In his first film, Reprise, Norwegian director Joachim Trier fashioned an imaginative drama about the delights and challenges of a writing career. Through the clever use of voiceovers and flashbacks, he focused on two friends who take different paths in their creative expression. In this film, the lead character is a 34-year-old recovering drug addict from a very rich family. In the beginning of Oslo, August 31st, this depressed young man tries to drown himself but fails.

Anders (Anders Danielsen Lie) has been off drugs for nearly a year and is ready to leave the drug rehabilitation center. He heads into the city of Oslo where he is applying for a job as a writer for a cultural magazine. During the interview we see how smart and knowledgeable he is about the trends in publishing. We also see that he has very little self-confidence and is now unwilling to take on the burdens of the creative life as he had done in the past.

In a visit with Thomas (Hans Olav Brenner), he admits that he is at the end of his rope. His buddy tries unsuccessfully to pull him out of his funk. Instead Thomas shares his own unhappiness in marriage. All this does little to lift Anders' spirits. He calls his former lover who now resides in New York but is unable to connect with her. He looks forward to a meeting with his sister, but she fails to show up and sends her girlfriend Tove (Tone B. Mostraum) instead.
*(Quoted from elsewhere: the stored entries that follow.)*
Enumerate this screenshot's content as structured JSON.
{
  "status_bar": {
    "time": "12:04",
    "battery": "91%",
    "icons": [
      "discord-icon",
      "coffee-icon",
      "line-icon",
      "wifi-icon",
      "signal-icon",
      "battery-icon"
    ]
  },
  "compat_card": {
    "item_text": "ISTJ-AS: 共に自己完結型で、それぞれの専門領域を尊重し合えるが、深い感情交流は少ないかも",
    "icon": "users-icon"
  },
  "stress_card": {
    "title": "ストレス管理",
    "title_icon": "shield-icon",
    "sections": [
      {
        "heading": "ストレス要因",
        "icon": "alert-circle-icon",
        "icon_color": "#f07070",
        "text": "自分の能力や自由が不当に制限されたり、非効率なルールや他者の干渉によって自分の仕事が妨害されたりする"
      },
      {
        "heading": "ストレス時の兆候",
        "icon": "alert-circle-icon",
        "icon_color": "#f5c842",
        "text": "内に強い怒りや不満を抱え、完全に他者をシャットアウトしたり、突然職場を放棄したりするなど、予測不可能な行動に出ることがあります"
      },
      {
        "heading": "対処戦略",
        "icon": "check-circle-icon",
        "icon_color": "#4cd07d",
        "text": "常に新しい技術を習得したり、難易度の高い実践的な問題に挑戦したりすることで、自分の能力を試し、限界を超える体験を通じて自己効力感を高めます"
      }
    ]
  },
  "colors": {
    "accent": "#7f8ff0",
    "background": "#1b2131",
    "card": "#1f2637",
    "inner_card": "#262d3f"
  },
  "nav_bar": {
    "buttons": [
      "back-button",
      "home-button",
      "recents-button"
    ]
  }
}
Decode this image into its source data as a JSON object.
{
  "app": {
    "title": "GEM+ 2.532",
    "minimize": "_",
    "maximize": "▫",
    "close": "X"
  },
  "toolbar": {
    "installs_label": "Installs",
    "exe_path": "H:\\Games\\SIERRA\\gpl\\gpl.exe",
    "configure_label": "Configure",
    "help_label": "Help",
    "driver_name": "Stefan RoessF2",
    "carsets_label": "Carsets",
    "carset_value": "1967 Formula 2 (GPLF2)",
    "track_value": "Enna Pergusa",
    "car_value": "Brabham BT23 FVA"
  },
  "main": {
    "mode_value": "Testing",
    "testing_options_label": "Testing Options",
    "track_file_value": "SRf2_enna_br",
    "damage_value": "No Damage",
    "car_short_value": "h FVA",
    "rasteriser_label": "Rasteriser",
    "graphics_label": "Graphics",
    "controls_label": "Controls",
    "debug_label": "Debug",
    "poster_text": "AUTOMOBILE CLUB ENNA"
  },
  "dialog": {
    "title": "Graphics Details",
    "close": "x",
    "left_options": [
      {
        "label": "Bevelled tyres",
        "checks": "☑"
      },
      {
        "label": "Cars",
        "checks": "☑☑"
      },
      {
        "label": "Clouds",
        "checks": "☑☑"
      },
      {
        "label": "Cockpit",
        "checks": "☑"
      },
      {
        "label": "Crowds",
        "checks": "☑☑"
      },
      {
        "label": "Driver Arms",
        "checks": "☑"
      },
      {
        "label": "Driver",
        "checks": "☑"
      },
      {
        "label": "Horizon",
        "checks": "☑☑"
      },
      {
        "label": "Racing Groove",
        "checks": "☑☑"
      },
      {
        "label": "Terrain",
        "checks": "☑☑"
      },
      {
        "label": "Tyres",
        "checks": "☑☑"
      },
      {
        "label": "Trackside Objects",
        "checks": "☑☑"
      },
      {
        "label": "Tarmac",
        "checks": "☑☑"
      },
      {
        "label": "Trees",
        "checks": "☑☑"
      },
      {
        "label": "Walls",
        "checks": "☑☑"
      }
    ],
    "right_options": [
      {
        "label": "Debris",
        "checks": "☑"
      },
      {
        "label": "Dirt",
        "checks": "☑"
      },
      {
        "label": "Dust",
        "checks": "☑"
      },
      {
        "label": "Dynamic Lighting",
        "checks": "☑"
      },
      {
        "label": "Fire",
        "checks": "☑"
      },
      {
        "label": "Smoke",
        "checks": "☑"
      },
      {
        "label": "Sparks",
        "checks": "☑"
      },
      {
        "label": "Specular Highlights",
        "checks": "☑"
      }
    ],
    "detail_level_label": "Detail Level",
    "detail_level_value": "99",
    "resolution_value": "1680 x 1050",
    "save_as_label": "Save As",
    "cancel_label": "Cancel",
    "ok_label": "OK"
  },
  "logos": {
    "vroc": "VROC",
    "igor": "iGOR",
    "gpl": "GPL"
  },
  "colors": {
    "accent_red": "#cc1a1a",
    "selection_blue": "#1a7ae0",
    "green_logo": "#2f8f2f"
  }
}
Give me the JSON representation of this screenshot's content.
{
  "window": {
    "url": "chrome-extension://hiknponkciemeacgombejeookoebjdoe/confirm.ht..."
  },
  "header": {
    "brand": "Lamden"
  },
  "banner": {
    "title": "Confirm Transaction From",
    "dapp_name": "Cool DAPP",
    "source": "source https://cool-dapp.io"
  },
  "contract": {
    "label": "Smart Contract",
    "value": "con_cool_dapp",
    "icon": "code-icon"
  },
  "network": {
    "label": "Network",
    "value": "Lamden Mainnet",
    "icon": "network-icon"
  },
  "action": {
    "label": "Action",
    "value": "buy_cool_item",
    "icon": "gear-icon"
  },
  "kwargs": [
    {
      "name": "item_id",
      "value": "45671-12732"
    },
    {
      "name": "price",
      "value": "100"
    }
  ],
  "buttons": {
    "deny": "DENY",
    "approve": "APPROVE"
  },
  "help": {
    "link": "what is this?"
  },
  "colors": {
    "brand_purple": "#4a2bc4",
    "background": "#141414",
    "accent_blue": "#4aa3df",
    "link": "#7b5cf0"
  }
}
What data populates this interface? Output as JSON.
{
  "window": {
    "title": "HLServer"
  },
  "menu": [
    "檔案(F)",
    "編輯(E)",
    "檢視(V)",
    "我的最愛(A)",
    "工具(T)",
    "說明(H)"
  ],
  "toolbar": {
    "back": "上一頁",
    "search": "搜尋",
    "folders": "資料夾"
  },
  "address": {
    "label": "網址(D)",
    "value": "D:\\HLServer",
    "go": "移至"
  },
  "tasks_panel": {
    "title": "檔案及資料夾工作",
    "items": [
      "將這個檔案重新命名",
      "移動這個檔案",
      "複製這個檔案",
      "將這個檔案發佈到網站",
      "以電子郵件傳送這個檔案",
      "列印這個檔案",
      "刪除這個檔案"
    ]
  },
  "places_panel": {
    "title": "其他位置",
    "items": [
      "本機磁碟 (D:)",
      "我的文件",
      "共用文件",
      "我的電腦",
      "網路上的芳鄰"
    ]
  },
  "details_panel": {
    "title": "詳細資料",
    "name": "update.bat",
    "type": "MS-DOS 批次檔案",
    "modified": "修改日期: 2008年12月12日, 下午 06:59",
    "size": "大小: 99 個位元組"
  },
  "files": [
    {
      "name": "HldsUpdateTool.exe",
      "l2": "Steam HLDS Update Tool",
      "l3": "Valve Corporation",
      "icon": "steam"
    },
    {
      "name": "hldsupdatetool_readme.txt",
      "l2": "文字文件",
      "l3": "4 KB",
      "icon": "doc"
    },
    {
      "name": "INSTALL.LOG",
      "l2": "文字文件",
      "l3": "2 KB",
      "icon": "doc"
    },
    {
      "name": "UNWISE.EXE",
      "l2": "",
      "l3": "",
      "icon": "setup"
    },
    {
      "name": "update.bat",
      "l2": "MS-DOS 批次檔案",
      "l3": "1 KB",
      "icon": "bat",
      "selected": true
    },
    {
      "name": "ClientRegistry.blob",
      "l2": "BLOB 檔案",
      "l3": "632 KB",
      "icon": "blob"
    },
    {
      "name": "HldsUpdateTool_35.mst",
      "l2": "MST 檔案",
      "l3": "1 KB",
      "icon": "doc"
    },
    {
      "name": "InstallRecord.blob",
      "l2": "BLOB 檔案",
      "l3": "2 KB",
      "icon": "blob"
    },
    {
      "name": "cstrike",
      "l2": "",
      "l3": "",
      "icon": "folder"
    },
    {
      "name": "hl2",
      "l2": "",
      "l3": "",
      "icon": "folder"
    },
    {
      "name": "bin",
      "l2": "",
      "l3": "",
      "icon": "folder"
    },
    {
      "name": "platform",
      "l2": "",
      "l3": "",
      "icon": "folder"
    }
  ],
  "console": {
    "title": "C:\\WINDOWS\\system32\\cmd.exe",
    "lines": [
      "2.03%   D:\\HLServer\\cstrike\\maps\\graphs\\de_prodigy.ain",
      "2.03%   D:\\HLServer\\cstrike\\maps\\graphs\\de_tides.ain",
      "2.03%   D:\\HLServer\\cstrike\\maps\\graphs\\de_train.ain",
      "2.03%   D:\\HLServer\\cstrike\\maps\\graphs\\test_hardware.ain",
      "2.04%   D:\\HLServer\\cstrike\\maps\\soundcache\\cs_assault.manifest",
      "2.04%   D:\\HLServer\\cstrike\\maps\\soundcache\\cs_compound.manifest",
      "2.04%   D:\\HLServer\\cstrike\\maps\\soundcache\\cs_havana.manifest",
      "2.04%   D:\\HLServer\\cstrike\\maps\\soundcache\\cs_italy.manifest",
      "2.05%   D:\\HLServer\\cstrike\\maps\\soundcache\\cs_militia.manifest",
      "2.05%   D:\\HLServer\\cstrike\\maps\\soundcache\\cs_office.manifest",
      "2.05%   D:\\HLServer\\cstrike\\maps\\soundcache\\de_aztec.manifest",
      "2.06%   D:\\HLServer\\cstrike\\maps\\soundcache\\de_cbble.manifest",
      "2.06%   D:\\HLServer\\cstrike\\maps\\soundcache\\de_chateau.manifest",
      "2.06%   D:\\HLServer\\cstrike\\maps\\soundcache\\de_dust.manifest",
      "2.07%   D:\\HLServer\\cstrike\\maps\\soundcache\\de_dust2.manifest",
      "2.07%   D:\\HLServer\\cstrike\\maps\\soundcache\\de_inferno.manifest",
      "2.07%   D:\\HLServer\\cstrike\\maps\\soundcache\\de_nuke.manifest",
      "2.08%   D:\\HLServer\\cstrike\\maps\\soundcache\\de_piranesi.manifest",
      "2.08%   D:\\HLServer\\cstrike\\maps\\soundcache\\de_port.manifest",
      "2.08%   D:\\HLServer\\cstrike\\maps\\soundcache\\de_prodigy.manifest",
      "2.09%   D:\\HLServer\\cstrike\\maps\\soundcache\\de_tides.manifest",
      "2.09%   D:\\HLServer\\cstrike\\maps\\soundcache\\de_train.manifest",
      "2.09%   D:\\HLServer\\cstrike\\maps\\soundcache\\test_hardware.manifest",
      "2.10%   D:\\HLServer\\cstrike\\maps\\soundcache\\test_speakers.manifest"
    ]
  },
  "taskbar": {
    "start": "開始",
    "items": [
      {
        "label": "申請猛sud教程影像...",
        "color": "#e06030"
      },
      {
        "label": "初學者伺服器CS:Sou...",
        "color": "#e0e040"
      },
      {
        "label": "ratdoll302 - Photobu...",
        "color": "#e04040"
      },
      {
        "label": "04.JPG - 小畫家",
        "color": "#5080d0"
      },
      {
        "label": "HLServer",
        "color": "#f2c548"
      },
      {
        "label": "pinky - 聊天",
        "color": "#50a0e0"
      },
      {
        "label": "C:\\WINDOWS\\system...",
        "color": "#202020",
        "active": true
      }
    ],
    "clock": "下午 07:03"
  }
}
It seems that reaching out to others only deepens Anders' hopelessness and self-destructive feelings.

In the press notes, director Joachim Trier states: "My co-writer Eskil Vogt and I wanted to explore how to create a story that focuses on the emotional, and almost physical, experience of an existential crisis. 'I'm lost. How do I move forward?" So Oslo, August 31st is about the state of being lost and that particular loneliness that accompanies it. Cinema is a wonderful art form for talking about loneliness. We can experience films together with other people. It can be a collective experience of loneliness. We're alone in a dark theater, but with other people."

Trier and Vogt have created a searing portrait of loneliness through the emptiness and isolation of Anders. He seeks to break out of this prison but is overwhelmed by what he experiences as one loss after another. The film makes it clear that chronic loneliness is a serious, life-threatening condition.


Special features on the DVD include widescreen audio: subtitles – English.